There have never been many books about charcoal. It’s almost invariably lumped in with other drawing media, and not unreasonably. The basic techniques, after all, can be applied to pencils, pastels, pen & ink and so on and it makes sense not to repeat these for each one.

For all that, a thorough study will not come amiss and, given that this will probably be a one-off for quite some time, it is to be hoped that Kate Boucher steps up to the mark. It is pleasing to report that she certainly does. This is no mere “make some marks and have done with it” overview and the quality of the artwork will have you wondering why you never realised before that quite such subtlety was possible. Charcoal is a monochrome medium that is difficult to persuade into half-tones or, by its soft nature, to produce fine detail.
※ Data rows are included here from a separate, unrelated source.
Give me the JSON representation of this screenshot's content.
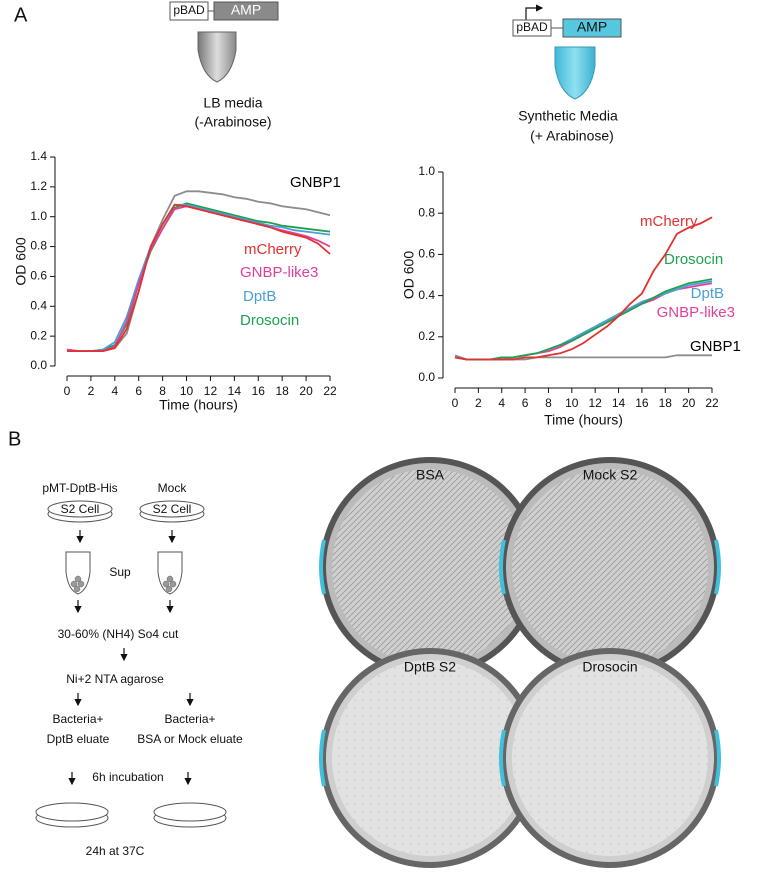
{
  "panel_a": {
    "label": "A",
    "left_construct": {
      "promoter": "pBAD",
      "gene": "AMP"
    },
    "left_condition": [
      "LB media",
      "(-Arabinose)"
    ],
    "right_construct": {
      "promoter": "pBAD",
      "gene": "AMP"
    },
    "right_condition": [
      "Synthetic Media",
      "(+ Arabinose)"
    ]
  },
  "chart_data": [
    {
      "type": "line",
      "x_label": "Time (hours)",
      "y_label": "OD 600",
      "x": [
        0,
        1,
        2,
        3,
        4,
        5,
        6,
        7,
        8,
        9,
        10,
        11,
        12,
        13,
        14,
        15,
        16,
        17,
        18,
        19,
        20,
        21,
        22
      ],
      "xlim": [
        0,
        22
      ],
      "xticks": [
        0,
        2,
        4,
        6,
        8,
        10,
        12,
        14,
        16,
        18,
        20,
        22
      ],
      "ylim": [
        0,
        1.4
      ],
      "yticks": [
        {
          "value": 0,
          "label": "0.0"
        },
        0.2,
        0.4,
        0.6,
        0.8,
        {
          "value": 1,
          "label": "1.0"
        },
        1.2,
        1.4
      ],
      "series": [
        {
          "name": "mCherry",
          "color": "#e2312e",
          "values": [
            0.1,
            0.1,
            0.1,
            0.1,
            0.12,
            0.25,
            0.5,
            0.8,
            0.95,
            1.08,
            1.07,
            1.05,
            1.03,
            1.01,
            0.99,
            0.97,
            0.95,
            0.93,
            0.9,
            0.88,
            0.86,
            0.82,
            0.75
          ]
        },
        {
          "name": "GNBP-like3",
          "color": "#e0409a",
          "values": [
            0.11,
            0.1,
            0.1,
            0.1,
            0.13,
            0.3,
            0.55,
            0.78,
            0.92,
            1.05,
            1.07,
            1.05,
            1.03,
            1.01,
            0.99,
            0.97,
            0.95,
            0.93,
            0.91,
            0.89,
            0.87,
            0.84,
            0.8
          ]
        },
        {
          "name": "DptB",
          "color": "#4a9fd8",
          "values": [
            0.11,
            0.1,
            0.1,
            0.11,
            0.16,
            0.33,
            0.58,
            0.8,
            0.95,
            1.08,
            1.08,
            1.06,
            1.04,
            1.02,
            1,
            0.98,
            0.96,
            0.94,
            0.93,
            0.91,
            0.9,
            0.89,
            0.88
          ]
        },
        {
          "name": "Drosocin",
          "color": "#1fa050",
          "values": [
            0.1,
            0.1,
            0.1,
            0.11,
            0.14,
            0.28,
            0.55,
            0.77,
            0.92,
            1.06,
            1.09,
            1.07,
            1.05,
            1.03,
            1.01,
            0.99,
            0.97,
            0.96,
            0.94,
            0.93,
            0.92,
            0.91,
            0.9
          ]
        },
        {
          "name": "GNBP1",
          "color": "#8c8c8c",
          "label_color": "#000000",
          "values": [
            0.11,
            0.1,
            0.1,
            0.1,
            0.12,
            0.22,
            0.5,
            0.8,
            0.98,
            1.14,
            1.17,
            1.17,
            1.16,
            1.15,
            1.13,
            1.12,
            1.1,
            1.09,
            1.07,
            1.06,
            1.05,
            1.03,
            1.01
          ]
        }
      ]
    },
    {
      "type": "line",
      "x_label": "Time (hours)",
      "y_label": "OD 600",
      "x": [
        0,
        1,
        2,
        3,
        4,
        5,
        6,
        7,
        8,
        9,
        10,
        11,
        12,
        13,
        14,
        15,
        16,
        17,
        18,
        19,
        20,
        21,
        22
      ],
      "xlim": [
        0,
        22
      ],
      "xticks": [
        0,
        2,
        4,
        6,
        8,
        10,
        12,
        14,
        16,
        18,
        20,
        22
      ],
      "ylim": [
        0,
        1
      ],
      "yticks": [
        {
          "value": 0,
          "label": "0.0"
        },
        0.2,
        0.4,
        0.6,
        0.8,
        {
          "value": 1,
          "label": "1.0"
        }
      ],
      "series": [
        {
          "name": "mCherry",
          "color": "#e2312e",
          "values": [
            0.1,
            0.09,
            0.09,
            0.09,
            0.09,
            0.09,
            0.1,
            0.1,
            0.11,
            0.12,
            0.14,
            0.17,
            0.21,
            0.25,
            0.3,
            0.36,
            0.41,
            0.52,
            0.6,
            0.7,
            0.73,
            0.75,
            0.78
          ]
        },
        {
          "name": "Drosocin",
          "color": "#1fa050",
          "values": [
            0.1,
            0.09,
            0.09,
            0.09,
            0.1,
            0.1,
            0.11,
            0.12,
            0.14,
            0.16,
            0.18,
            0.21,
            0.24,
            0.27,
            0.3,
            0.33,
            0.36,
            0.39,
            0.42,
            0.44,
            0.46,
            0.47,
            0.48
          ]
        },
        {
          "name": "DptB",
          "color": "#4a9fd8",
          "values": [
            0.1,
            0.09,
            0.09,
            0.09,
            0.1,
            0.1,
            0.11,
            0.12,
            0.14,
            0.16,
            0.19,
            0.22,
            0.25,
            0.28,
            0.31,
            0.34,
            0.37,
            0.39,
            0.41,
            0.43,
            0.45,
            0.46,
            0.47
          ]
        },
        {
          "name": "GNBP-like3",
          "color": "#e0409a",
          "values": [
            0.1,
            0.09,
            0.09,
            0.09,
            0.09,
            0.1,
            0.11,
            0.12,
            0.13,
            0.15,
            0.18,
            0.21,
            0.24,
            0.27,
            0.3,
            0.33,
            0.36,
            0.38,
            0.41,
            0.43,
            0.44,
            0.45,
            0.46
          ]
        },
        {
          "name": "GNBP1",
          "color": "#8c8c8c",
          "label_color": "#000000",
          "values": [
            0.11,
            0.09,
            0.09,
            0.09,
            0.09,
            0.09,
            0.09,
            0.1,
            0.1,
            0.1,
            0.1,
            0.1,
            0.1,
            0.1,
            0.1,
            0.1,
            0.1,
            0.1,
            0.1,
            0.11,
            0.11,
            0.11,
            0.11
          ]
        }
      ]
    }
  ],
  "panel_b": {
    "label": "B",
    "flow": {
      "construct": "pMT-DptB-His",
      "control": "Mock",
      "cell_left": "S2 Cell",
      "cell_right": "S2 Cell",
      "sup": "Sup",
      "cut": "30-60% (NH4) So4 cut",
      "column": "Ni+2 NTA agarose",
      "left_mix": [
        "Bacteria+",
        "DptB eluate"
      ],
      "right_mix": [
        "Bacteria+",
        "BSA or Mock eluate"
      ],
      "incubation": "6h incubation",
      "growth": "24h at 37C"
    },
    "plates": [
      "BSA",
      "Mock S2",
      "DptB S2",
      "Drosocin"
    ]
  }
}
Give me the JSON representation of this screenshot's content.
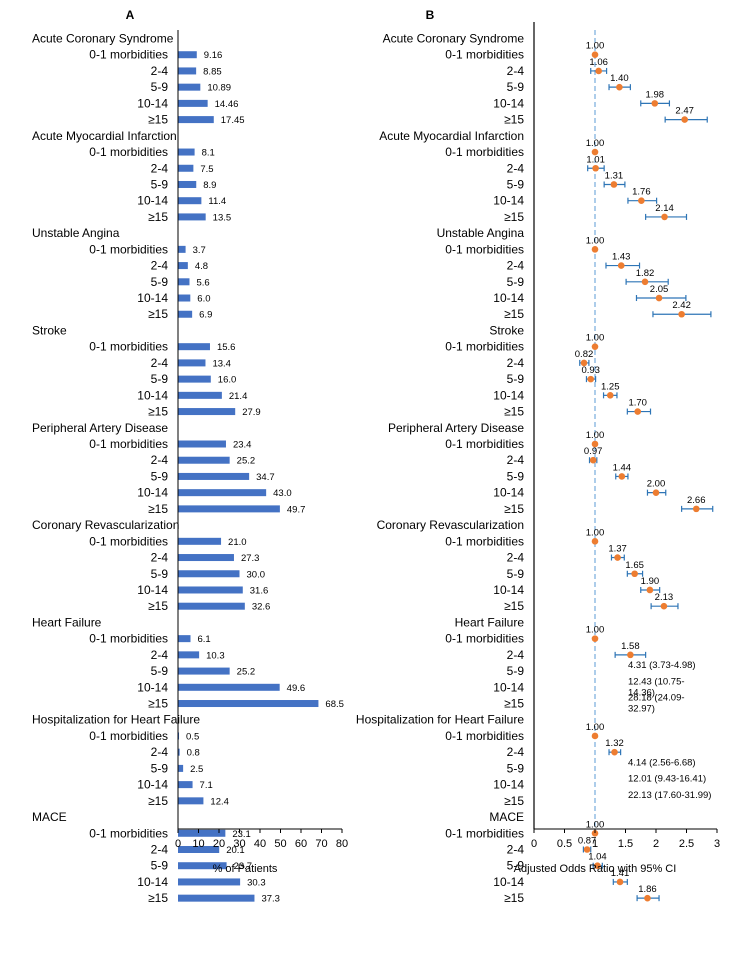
{
  "chart_data": [
    {
      "panel": "A",
      "type": "bar",
      "orientation": "horizontal",
      "xlabel": "% of Patients",
      "xlim": [
        0,
        80
      ],
      "xticks": [
        0,
        10,
        20,
        30,
        40,
        50,
        60,
        70,
        80
      ],
      "bar_color": "#4472C4",
      "groups": [
        {
          "name": "Acute Coronary Syndrome",
          "categories": [
            "0-1 morbidities",
            "2-4",
            "5-9",
            "10-14",
            "≥15"
          ],
          "values": [
            9.16,
            8.85,
            10.89,
            14.46,
            17.45
          ],
          "labels": [
            "9.16",
            "8.85",
            "10.89",
            "14.46",
            "17.45"
          ]
        },
        {
          "name": "Acute Myocardial Infarction",
          "categories": [
            "0-1 morbidities",
            "2-4",
            "5-9",
            "10-14",
            "≥15"
          ],
          "values": [
            8.1,
            7.5,
            8.9,
            11.4,
            13.5
          ],
          "labels": [
            "8.1",
            "7.5",
            "8.9",
            "11.4",
            "13.5"
          ]
        },
        {
          "name": "Unstable Angina",
          "categories": [
            "0-1 morbidities",
            "2-4",
            "5-9",
            "10-14",
            "≥15"
          ],
          "values": [
            3.7,
            4.8,
            5.6,
            6.0,
            6.9
          ],
          "labels": [
            "3.7",
            "4.8",
            "5.6",
            "6.0",
            "6.9"
          ]
        },
        {
          "name": "Stroke",
          "categories": [
            "0-1 morbidities",
            "2-4",
            "5-9",
            "10-14",
            "≥15"
          ],
          "values": [
            15.6,
            13.4,
            16.0,
            21.4,
            27.9
          ],
          "labels": [
            "15.6",
            "13.4",
            "16.0",
            "21.4",
            "27.9"
          ]
        },
        {
          "name": "Peripheral Artery Disease",
          "categories": [
            "0-1 morbidities",
            "2-4",
            "5-9",
            "10-14",
            "≥15"
          ],
          "values": [
            23.4,
            25.2,
            34.7,
            43.0,
            49.7
          ],
          "labels": [
            "23.4",
            "25.2",
            "34.7",
            "43.0",
            "49.7"
          ]
        },
        {
          "name": "Coronary Revascularization",
          "categories": [
            "0-1 morbidities",
            "2-4",
            "5-9",
            "10-14",
            "≥15"
          ],
          "values": [
            21.0,
            27.3,
            30.0,
            31.6,
            32.6
          ],
          "labels": [
            "21.0",
            "27.3",
            "30.0",
            "31.6",
            "32.6"
          ]
        },
        {
          "name": "Heart Failure",
          "categories": [
            "0-1 morbidities",
            "2-4",
            "5-9",
            "10-14",
            "≥15"
          ],
          "values": [
            6.1,
            10.3,
            25.2,
            49.6,
            68.5
          ],
          "labels": [
            "6.1",
            "10.3",
            "25.2",
            "49.6",
            "68.5"
          ]
        },
        {
          "name": "Hospitalization for Heart Failure",
          "categories": [
            "0-1 morbidities",
            "2-4",
            "5-9",
            "10-14",
            "≥15"
          ],
          "values": [
            0.5,
            0.8,
            2.5,
            7.1,
            12.4
          ],
          "labels": [
            "0.5",
            "0.8",
            "2.5",
            "7.1",
            "12.4"
          ]
        },
        {
          "name": "MACE",
          "categories": [
            "0-1 morbidities",
            "2-4",
            "5-9",
            "10-14",
            "≥15"
          ],
          "values": [
            23.1,
            20.1,
            23.7,
            30.3,
            37.3
          ],
          "labels": [
            "23.1",
            "20.1",
            "23.7",
            "30.3",
            "37.3"
          ]
        }
      ]
    },
    {
      "panel": "B",
      "type": "scatter",
      "subtype": "forest",
      "xlabel": "Adjusted Odds Ratio with 95% CI",
      "xlim": [
        0,
        3
      ],
      "xticks": [
        0,
        0.5,
        1,
        1.5,
        2,
        2.5,
        3
      ],
      "xtick_labels": [
        "0",
        "0.5",
        "1",
        "1.5",
        "2",
        "2.5",
        "3"
      ],
      "reference_line": 1,
      "point_color": "#ED7D31",
      "error_color": "#2E75B6",
      "ref_color": "#5B9BD5",
      "groups": [
        {
          "name": "Acute Coronary Syndrome",
          "points": [
            {
              "or": 1.0,
              "label": "1.00",
              "lo": 1.0,
              "hi": 1.0
            },
            {
              "or": 1.06,
              "label": "1.06",
              "lo": 0.93,
              "hi": 1.19
            },
            {
              "or": 1.4,
              "label": "1.40",
              "lo": 1.23,
              "hi": 1.58
            },
            {
              "or": 1.98,
              "label": "1.98",
              "lo": 1.75,
              "hi": 2.22
            },
            {
              "or": 2.47,
              "label": "2.47",
              "lo": 2.15,
              "hi": 2.84
            }
          ]
        },
        {
          "name": "Acute Myocardial Infarction",
          "points": [
            {
              "or": 1.0,
              "label": "1.00",
              "lo": 1.0,
              "hi": 1.0
            },
            {
              "or": 1.01,
              "label": "1.01",
              "lo": 0.88,
              "hi": 1.15
            },
            {
              "or": 1.31,
              "label": "1.31",
              "lo": 1.15,
              "hi": 1.49
            },
            {
              "or": 1.76,
              "label": "1.76",
              "lo": 1.54,
              "hi": 2.01
            },
            {
              "or": 2.14,
              "label": "2.14",
              "lo": 1.83,
              "hi": 2.5
            }
          ]
        },
        {
          "name": "Unstable Angina",
          "points": [
            {
              "or": 1.0,
              "label": "1.00",
              "lo": 1.0,
              "hi": 1.0
            },
            {
              "or": 1.43,
              "label": "1.43",
              "lo": 1.18,
              "hi": 1.73
            },
            {
              "or": 1.82,
              "label": "1.82",
              "lo": 1.51,
              "hi": 2.2
            },
            {
              "or": 2.05,
              "label": "2.05",
              "lo": 1.68,
              "hi": 2.49
            },
            {
              "or": 2.42,
              "label": "2.42",
              "lo": 1.95,
              "hi": 2.9
            }
          ]
        },
        {
          "name": "Stroke",
          "points": [
            {
              "or": 1.0,
              "label": "1.00",
              "lo": 1.0,
              "hi": 1.0
            },
            {
              "or": 0.82,
              "label": "0.82",
              "lo": 0.75,
              "hi": 0.9
            },
            {
              "or": 0.93,
              "label": "0.93",
              "lo": 0.86,
              "hi": 1.01
            },
            {
              "or": 1.25,
              "label": "1.25",
              "lo": 1.14,
              "hi": 1.36
            },
            {
              "or": 1.7,
              "label": "1.70",
              "lo": 1.53,
              "hi": 1.91
            }
          ]
        },
        {
          "name": "Peripheral Artery Disease",
          "points": [
            {
              "or": 1.0,
              "label": "1.00",
              "lo": 1.0,
              "hi": 1.0
            },
            {
              "or": 0.97,
              "label": "0.97",
              "lo": 0.91,
              "hi": 1.03
            },
            {
              "or": 1.44,
              "label": "1.44",
              "lo": 1.34,
              "hi": 1.54
            },
            {
              "or": 2.0,
              "label": "2.00",
              "lo": 1.86,
              "hi": 2.16
            },
            {
              "or": 2.66,
              "label": "2.66",
              "lo": 2.42,
              "hi": 2.93
            }
          ]
        },
        {
          "name": "Coronary Revascularization",
          "points": [
            {
              "or": 1.0,
              "label": "1.00",
              "lo": 1.0,
              "hi": 1.0
            },
            {
              "or": 1.37,
              "label": "1.37",
              "lo": 1.27,
              "hi": 1.48
            },
            {
              "or": 1.65,
              "label": "1.65",
              "lo": 1.53,
              "hi": 1.78
            },
            {
              "or": 1.9,
              "label": "1.90",
              "lo": 1.75,
              "hi": 2.06
            },
            {
              "or": 2.13,
              "label": "2.13",
              "lo": 1.92,
              "hi": 2.36
            }
          ]
        },
        {
          "name": "Heart Failure",
          "points": [
            {
              "or": 1.0,
              "label": "1.00",
              "lo": 1.0,
              "hi": 1.0
            },
            {
              "or": 1.58,
              "label": "1.58",
              "lo": 1.33,
              "hi": 1.83
            }
          ],
          "text_notes": [
            {
              "row": "5-9",
              "text": "4.31 (3.73-4.98)"
            },
            {
              "row": "10-14",
              "text": "12.43 (10.75-"
            },
            {
              "row": "10-14",
              "text": "14.36)"
            },
            {
              "row": "≥15",
              "text": "28.18 (24.09-"
            },
            {
              "row": "≥15",
              "text": "32.97)"
            }
          ]
        },
        {
          "name": "Hospitalization for Heart Failure",
          "points": [
            {
              "or": 1.0,
              "label": "1.00",
              "lo": 1.0,
              "hi": 1.0
            },
            {
              "or": 1.32,
              "label": "1.32",
              "lo": 1.23,
              "hi": 1.42
            }
          ],
          "text_notes": [
            {
              "row": "5-9",
              "text": "4.14 (2.56-6.68)"
            },
            {
              "row": "10-14",
              "text": "12.01 (9.43-16.41)"
            },
            {
              "row": "≥15",
              "text": "22.13 (17.60-31.99)"
            }
          ]
        },
        {
          "name": "MACE",
          "points": [
            {
              "or": 1.0,
              "label": "1.00",
              "lo": 1.0,
              "hi": 1.0
            },
            {
              "or": 0.87,
              "label": "0.87",
              "lo": 0.81,
              "hi": 0.93
            },
            {
              "or": 1.04,
              "label": "1.04",
              "lo": 0.97,
              "hi": 1.12
            },
            {
              "or": 1.41,
              "label": "1.41",
              "lo": 1.3,
              "hi": 1.53
            },
            {
              "or": 1.86,
              "label": "1.86",
              "lo": 1.69,
              "hi": 2.05
            }
          ]
        }
      ]
    }
  ],
  "panels": {
    "a_title": "A",
    "b_title": "B"
  },
  "row_labels": [
    "0-1 morbidities",
    "2-4",
    "5-9",
    "10-14",
    "≥15"
  ]
}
Just a quick look at the illustrations here will show you that such things are by no means impossible and your first thought might be that you are actually looking at a book about monoprinting. Although there is discussion at the beginning about materials and mark-making, Kate assumes a reasonable degree of experience – you can, after all, get that from one of the many introductory guides to drawing that are available. Instead, through a series of demonstrations that are fully described and analysed, she explains the use of erasers, tone, layers of texture and the use of other materials – the introduction of pastels in the final chapter is genuinely shocking, albeit in a good way.

This is everything you’d hope it would be and probably more. I said there’s unlikely to be another book for quite some time but, frankly, there’s no need for one. Kate has nailed it.